Wednesday, December 25, 2024

699. The Triumph of Beauty

On last week's blog, I received some comments from readers who thought the drawing of a woman from 1890 was reminiscent of Charles Shannon's first print in Oscar Wilde's A House of Pomegranates (1891), a good reason to put them together.

Charles Shannon, silverpoint drawing of a seated woman (1890)
[Collection: Rijksmuseum, Amsterdam]

The portrait is executed in silverpoint and shows a seated woman in a wide gown; het left arm outstretched, her right is held in front of her chest. She might be engaged in needlework, but the image is too vague to say.

Charles Shannon, 'The Triumph of Beauty'
in Oscar Wilde, A House of Pomegranates (1891)

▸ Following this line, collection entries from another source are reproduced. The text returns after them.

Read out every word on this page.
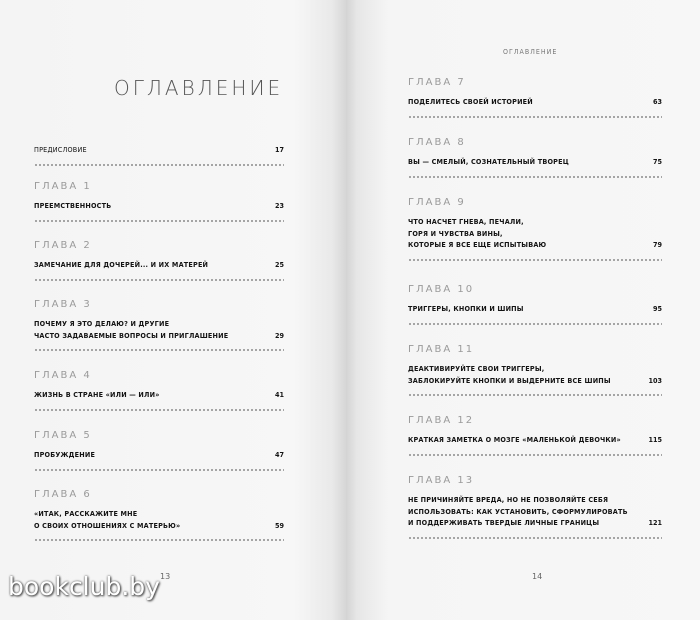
ОГЛАВЛЕНИЕ
ПРЕДИСЛОВИЕ	17
ГЛАВА 1
ПРЕЕМСТВЕННОСТЬ	23
ГЛАВА 2
ЗАМЕЧАНИЕ ДЛЯ ДОЧЕРЕЙ... И ИХ МАТЕРЕЙ	25
ГЛАВА 3
ПОЧЕМУ Я ЭТО ДЕЛАЮ? И ДРУГИЕ
ЧАСТО ЗАДАВАЕМЫЕ ВОПРОСЫ И ПРИГЛАШЕНИЕ	29
ГЛАВА 4
ЖИЗНЬ В СТРАНЕ «ИЛИ — ИЛИ»	41
ГЛАВА 5
ПРОБУЖДЕНИЕ	47
ГЛАВА 6
«ИТАК, РАССКАЖИТЕ МНЕ
О СВОИХ ОТНОШЕНИЯХ С МАТЕРЬЮ»	59
13
ОГЛАВЛЕНИЕ
ГЛАВА 7
ПОДЕЛИТЕСЬ СВОЕЙ ИСТОРИЕЙ	63
ГЛАВА 8
ВЫ — СМЕЛЫЙ, СОЗНАТЕЛЬНЫЙ ТВОРЕЦ	75
ГЛАВА 9
ЧТО НАСЧЕТ ГНЕВА, ПЕЧАЛИ,
ГОРЯ И ЧУВСТВА ВИНЫ,
КОТОРЫЕ Я ВСЕ ЕЩЕ ИСПЫТЫВАЮ	79
ГЛАВА 10
ТРИГГЕРЫ, КНОПКИ И ШИПЫ	95
ГЛАВА 11
ДЕАКТИВИРУЙТЕ СВОИ ТРИГГЕРЫ,
ЗАБЛОКИРУЙТЕ КНОПКИ И ВЫДЕРНИТЕ ВСЕ ШИПЫ	103
ГЛАВА 12
КРАТКАЯ ЗАМЕТКА О МОЗГЕ «МАЛЕНЬКОЙ ДЕВОЧКИ»	115
ГЛАВА 13
НЕ ПРИЧИНЯЙТЕ ВРЕДА, НО НЕ ПОЗВОЛЯЙТЕ СЕБЯ
ИСПОЛЬЗОВАТЬ: КАК УСТАНОВИТЬ, СФОРМУЛИРОВАТЬ
И ПОДДЕРЖИВАТЬ ТВЕРДЫЕ ЛИЧНЫЕ ГРАНИЦЫ	121
14
bookclub.by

The other plate is an image done on papier Gillot, subsequently an etched relief block was made by the firm of Verdoux, Ducourtioux et Huillard in Paris whose monogram VDH appears in the lower left hand corner.

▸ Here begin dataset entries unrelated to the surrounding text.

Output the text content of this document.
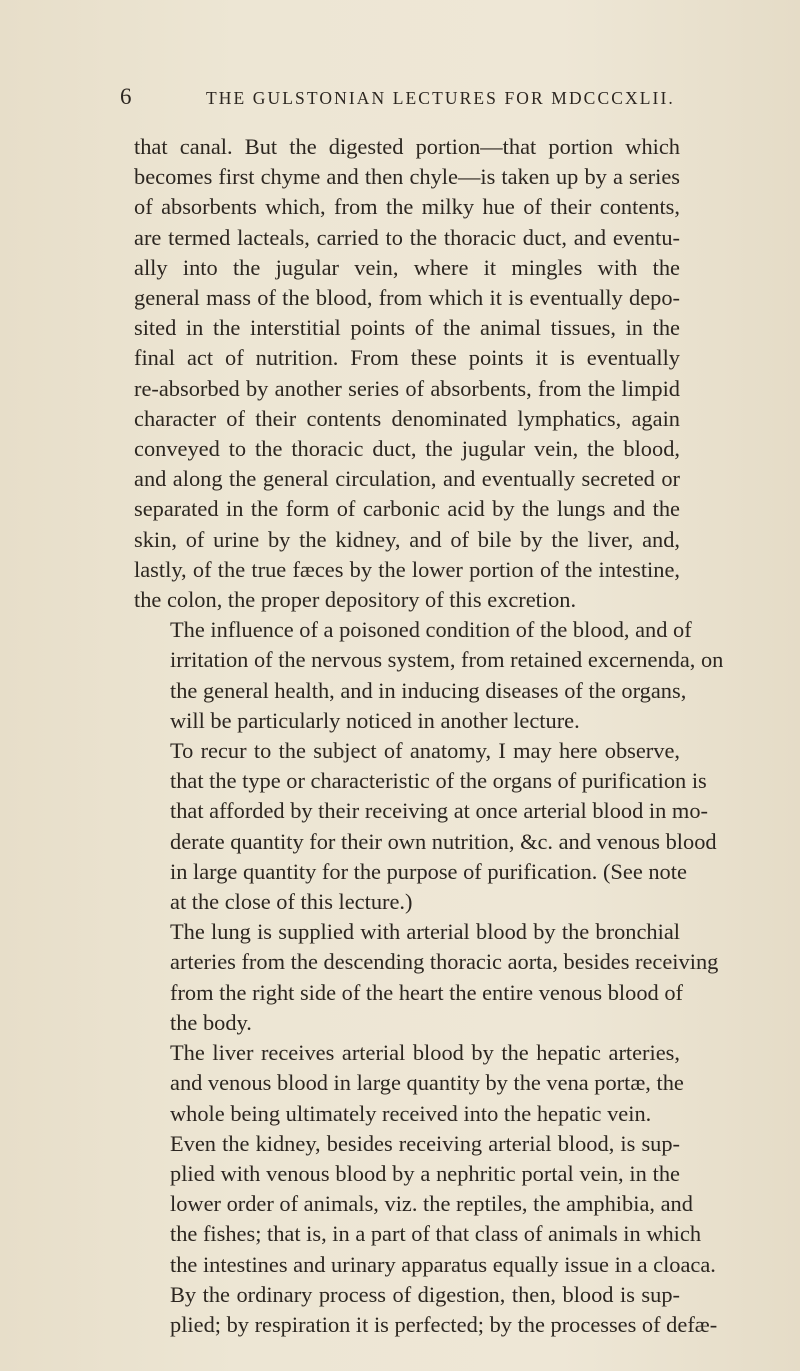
6	THE GULSTONIAN LECTURES FOR MDCCCXLII.

that canal. But the digested portion—that portion which
becomes first chyme and then chyle—is taken up by a series
of absorbents which, from the milky hue of their contents,
are termed lacteals, carried to the thoracic duct, and eventu-
ally into the jugular vein, where it mingles with the
general mass of the blood, from which it is eventually depo-
sited in the interstitial points of the animal tissues, in the
final act of nutrition. From these points it is eventually
re-absorbed by another series of absorbents, from the limpid
character of their contents denominated lymphatics, again
conveyed to the thoracic duct, the jugular vein, the blood,
and along the general circulation, and eventually secreted or
separated in the form of carbonic acid by the lungs and the
skin, of urine by the kidney, and of bile by the liver, and,
lastly, of the true fæces by the lower portion of the intestine,
the colon, the proper depository of this excretion.

The influence of a poisoned condition of the blood, and of
irritation of the nervous system, from retained excernenda, on
the general health, and in inducing diseases of the organs,
will be particularly noticed in another lecture.

To recur to the subject of anatomy, I may here observe,
that the type or characteristic of the organs of purification is
that afforded by their receiving at once arterial blood in mo-
derate quantity for their own nutrition, &c. and venous blood
in large quantity for the purpose of purification. (See note
at the close of this lecture.)

The lung is supplied with arterial blood by the bronchial
arteries from the descending thoracic aorta, besides receiving
from the right side of the heart the entire venous blood of
the body.

The liver receives arterial blood by the hepatic arteries,
and venous blood in large quantity by the vena portæ, the
whole being ultimately received into the hepatic vein.

Even the kidney, besides receiving arterial blood, is sup-
plied with venous blood by a nephritic portal vein, in the
lower order of animals, viz. the reptiles, the amphibia, and
the fishes; that is, in a part of that class of animals in which
the intestines and urinary apparatus equally issue in a cloaca.

By the ordinary process of digestion, then, blood is sup-
plied; by respiration it is perfected; by the processes of defæ-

Here we see a woman at her morning toilet. She is surrounded by four figures. Two women hold her long hair outstretched to both sides; one is also holding up a mirror. To the left in the foreground, a woman is kneeling down, as if in prayer, while to her right a seated woman (or man?) is playing the flute. Between them is an animal, probably a cat.

The plate precedes the first story in Oscar Wilde's A House of Pomegranates, illustrating 'The Young King':

The walls were hung with rich tapestries representing the Triumph of Beauty.
(page 7)

The scene on the tapestries is not described in detail and only plays a symbolic role in the story: that of material wealth that will be abandoned by the young king for the wealth of belief in good.

One commenter suggested that the silverpoint drawing was a preliminary study for the print in Wilde's book, but I don't think this could have been the case. A preliminary study in pencil seems more logical to me, but apart from that, the dating - 1890 - is impossibly early. True, by 1890 Wilde had already met with publisher McIlvaine, who had come to London to set up the new firm Osgood McIlvaine & Co, but he had not written all four stories by then and would continue to make many important changes even in July 1891 after receiving the first proofs for the book that was published in November. I think the similarity between the two works should be called coincidental, guided only by Shannon's personal interests.